In another example, a group of teams at Google had a “substantial” set of test files that still used the now outdated JUnit3 library, a unit testing open-source framework for Java. Updating them manually would be a big investment, and old tests can negatively impact the codebase, the Google authors explained.

“They are technical debt and tend to replicate themselves, as developers might inadvertently copy old code to produce new code,” they wrote.

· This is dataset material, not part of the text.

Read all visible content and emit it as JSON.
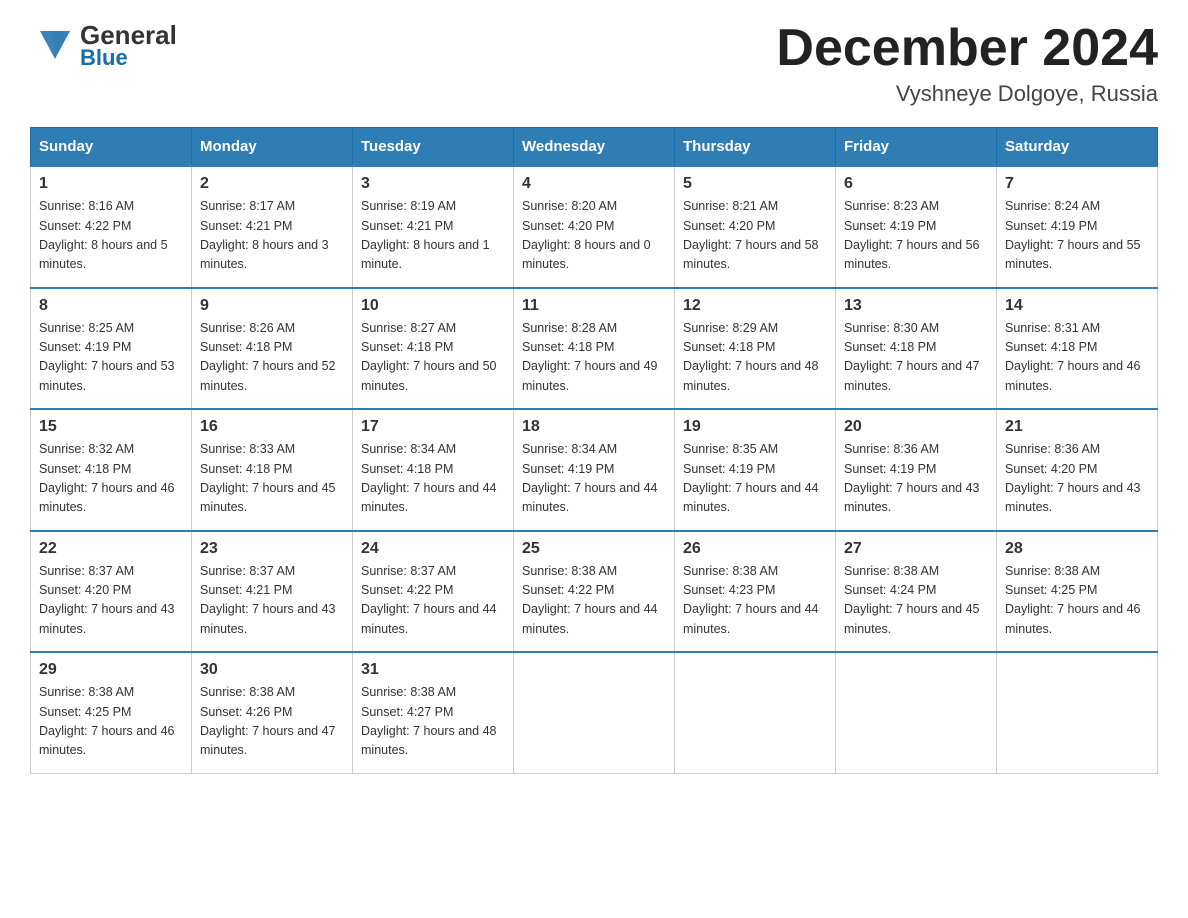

Google developers used the LLM to update what they called a “critical mass” of JUnit3 tests to the new JUnit4 library. With this technique, they were able to migrate 5,359 files, modifying more than 149,000 lines of code in 3 months.

Cleaning up stale code

A further use case involved cleanup of experimental code that had gone stale. Again, this process is time-consuming, so AI was asked to perform the following steps:

Find code locations where flags (experiments) are referenced

Delete code references to the flag

Simplify any conditional expressions that depend on the flag

Clean any dead code

Update tests and delete useless tests

Techniques can be applied anywhere

The framework is not restricted to Google’s software. As the report authors note: “We believe the techniques described are not Google-specific, and we expect that they can be applied to any LLM-powered code migration at large enterprises. The toolkit is versatile and can be used for code migrations with varying requirements and outputs.”